Patel Sravan Kumar, Beaino Wissam, Anderson Carolyn J, Janjic Jelena M
Graduate School of Pharmaceutical Sciences, Mylan School of Pharmacy, Duquesne University, Pittsburgh, PA, 15282, USA.
Department of Radiology, University of Pittsburgh, Pittsburgh, PA, 15219, USA.
Clin Immunol. 2015 Sep;160(1):59-70. doi: 10.1016/j.clim.2015.04.019. Epub 2015 May 8.
Targeting macrophages for therapeutic and diagnostic purposes is an attractive approach applicable to multiple diseases. Here, we present a theranostic nanoemulsion platform for simultaneous delivery of an anti-inflammatory drug (celecoxib) to macrophages and monitoring of macrophage migration patterns by optical imaging, as measurement of changes in inflammation. The anti-inflammatory effect of the theranostic nanoemulsions was evaluated in a mouse inflammation model induced with complete Freund's adjuvant (CFA).
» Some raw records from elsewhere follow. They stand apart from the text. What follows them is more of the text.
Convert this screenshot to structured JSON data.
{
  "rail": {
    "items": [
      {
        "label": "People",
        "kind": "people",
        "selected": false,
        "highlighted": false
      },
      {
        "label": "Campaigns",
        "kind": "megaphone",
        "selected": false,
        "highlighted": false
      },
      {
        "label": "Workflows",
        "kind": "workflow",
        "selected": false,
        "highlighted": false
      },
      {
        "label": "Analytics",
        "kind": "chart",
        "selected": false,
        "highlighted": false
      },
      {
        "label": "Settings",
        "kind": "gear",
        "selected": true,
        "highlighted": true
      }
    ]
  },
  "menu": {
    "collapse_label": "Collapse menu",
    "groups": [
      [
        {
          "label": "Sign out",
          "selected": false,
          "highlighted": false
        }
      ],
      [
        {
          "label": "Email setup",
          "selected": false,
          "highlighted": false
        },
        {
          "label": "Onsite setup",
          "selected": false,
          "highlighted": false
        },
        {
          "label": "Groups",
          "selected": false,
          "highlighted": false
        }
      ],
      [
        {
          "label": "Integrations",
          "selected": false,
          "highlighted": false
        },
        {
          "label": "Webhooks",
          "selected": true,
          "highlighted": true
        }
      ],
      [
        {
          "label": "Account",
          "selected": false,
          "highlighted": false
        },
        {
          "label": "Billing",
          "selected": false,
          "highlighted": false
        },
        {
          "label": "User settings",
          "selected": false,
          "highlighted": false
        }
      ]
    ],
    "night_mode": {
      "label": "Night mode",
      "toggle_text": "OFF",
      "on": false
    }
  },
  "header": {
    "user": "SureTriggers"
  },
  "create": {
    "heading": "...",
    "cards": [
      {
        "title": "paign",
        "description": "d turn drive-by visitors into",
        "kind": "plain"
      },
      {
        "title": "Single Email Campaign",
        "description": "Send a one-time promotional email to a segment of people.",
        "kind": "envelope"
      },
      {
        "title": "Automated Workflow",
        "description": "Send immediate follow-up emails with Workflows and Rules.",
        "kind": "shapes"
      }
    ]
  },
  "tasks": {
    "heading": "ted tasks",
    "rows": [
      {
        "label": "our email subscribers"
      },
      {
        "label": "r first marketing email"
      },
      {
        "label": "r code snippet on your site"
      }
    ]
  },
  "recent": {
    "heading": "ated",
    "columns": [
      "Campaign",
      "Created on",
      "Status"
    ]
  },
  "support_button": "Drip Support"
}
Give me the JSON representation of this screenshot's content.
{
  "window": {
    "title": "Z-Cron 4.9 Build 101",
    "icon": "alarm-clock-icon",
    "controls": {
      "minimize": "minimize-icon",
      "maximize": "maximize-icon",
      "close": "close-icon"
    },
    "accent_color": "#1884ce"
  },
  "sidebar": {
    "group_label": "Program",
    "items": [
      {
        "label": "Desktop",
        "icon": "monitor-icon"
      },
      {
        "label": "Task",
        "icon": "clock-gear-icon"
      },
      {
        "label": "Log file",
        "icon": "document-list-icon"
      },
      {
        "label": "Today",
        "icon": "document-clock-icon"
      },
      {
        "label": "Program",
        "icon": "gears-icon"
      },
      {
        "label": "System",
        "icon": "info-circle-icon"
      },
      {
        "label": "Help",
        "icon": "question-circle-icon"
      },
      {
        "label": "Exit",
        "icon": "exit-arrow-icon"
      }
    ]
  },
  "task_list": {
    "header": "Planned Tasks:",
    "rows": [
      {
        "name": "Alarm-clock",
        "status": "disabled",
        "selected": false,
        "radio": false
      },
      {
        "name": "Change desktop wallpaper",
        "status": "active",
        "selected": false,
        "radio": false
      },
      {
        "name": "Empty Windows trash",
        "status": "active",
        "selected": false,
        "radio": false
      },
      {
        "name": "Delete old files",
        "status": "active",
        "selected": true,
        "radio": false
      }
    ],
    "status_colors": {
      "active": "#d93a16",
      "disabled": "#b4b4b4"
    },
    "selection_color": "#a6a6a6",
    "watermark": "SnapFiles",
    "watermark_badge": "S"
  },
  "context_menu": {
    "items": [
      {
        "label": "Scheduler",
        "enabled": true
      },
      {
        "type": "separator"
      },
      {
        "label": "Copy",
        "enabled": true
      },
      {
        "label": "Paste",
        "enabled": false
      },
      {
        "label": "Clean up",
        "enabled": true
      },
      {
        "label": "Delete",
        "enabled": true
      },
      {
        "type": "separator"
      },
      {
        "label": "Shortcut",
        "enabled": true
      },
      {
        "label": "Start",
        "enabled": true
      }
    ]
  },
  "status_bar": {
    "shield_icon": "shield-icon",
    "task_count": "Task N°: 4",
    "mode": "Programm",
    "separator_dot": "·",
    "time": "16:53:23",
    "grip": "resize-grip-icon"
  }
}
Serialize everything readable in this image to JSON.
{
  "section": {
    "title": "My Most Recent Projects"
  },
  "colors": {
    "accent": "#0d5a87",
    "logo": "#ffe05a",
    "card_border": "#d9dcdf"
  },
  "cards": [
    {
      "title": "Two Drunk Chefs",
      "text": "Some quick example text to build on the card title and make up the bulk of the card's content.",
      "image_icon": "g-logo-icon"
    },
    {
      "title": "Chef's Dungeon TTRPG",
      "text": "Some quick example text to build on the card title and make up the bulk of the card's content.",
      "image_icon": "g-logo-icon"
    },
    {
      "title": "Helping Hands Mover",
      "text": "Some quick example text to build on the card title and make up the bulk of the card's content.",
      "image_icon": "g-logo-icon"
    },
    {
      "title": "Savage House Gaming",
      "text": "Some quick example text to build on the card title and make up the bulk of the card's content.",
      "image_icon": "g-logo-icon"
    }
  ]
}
Nanoemulsions showed greater accumulation in the inflamed vs. control paw, with histology confirming their specific localization in CD68 positive macrophages expressing cyclooxygenase-2 (COX-2) compared to neutrophils. With a single dose administration of the celecoxib-loaded theranostic, we observed a reduction in fluorescence in the paw with time, corresponding to a reduction in macrophage infiltration. Our data strongly suggest that delivery of select agents to infiltrating macrophages can potentially lead to new treatments of inflammatory diseases where macrophage behavior changes are monitored in vivo.
将巨噬细胞作为治疗和诊断靶点是一种适用于多种疾病的有吸引力的方法。在此,我们展示了一种治疗诊断用纳米乳剂平台,可同时将抗炎药物(塞来昔布)递送至巨噬细胞,并通过光学成像监测巨噬细胞迁移模式,以此作为炎症变化的测量指标。在完全弗氏佐剂(CFA)诱导的小鼠炎症模型中评估了治疗诊断用纳米乳剂的抗炎效果。纳米乳剂在发炎爪子中的蓄积量高于对照爪子,组织学证实其与中性粒细胞相比,特异性定位于表达环氧化酶-2(COX-2)的CD68阳性巨噬细胞中。单次给药负载塞来昔布的治疗诊断用纳米乳剂后,我们观察到爪子中的荧光随时间减少,这与巨噬细胞浸润减少相对应。我们的数据有力地表明,将特定药物递送至浸润的巨噬细胞可能会带来炎症性疾病的新治疗方法,其中巨噬细胞行为变化可在体内进行监测。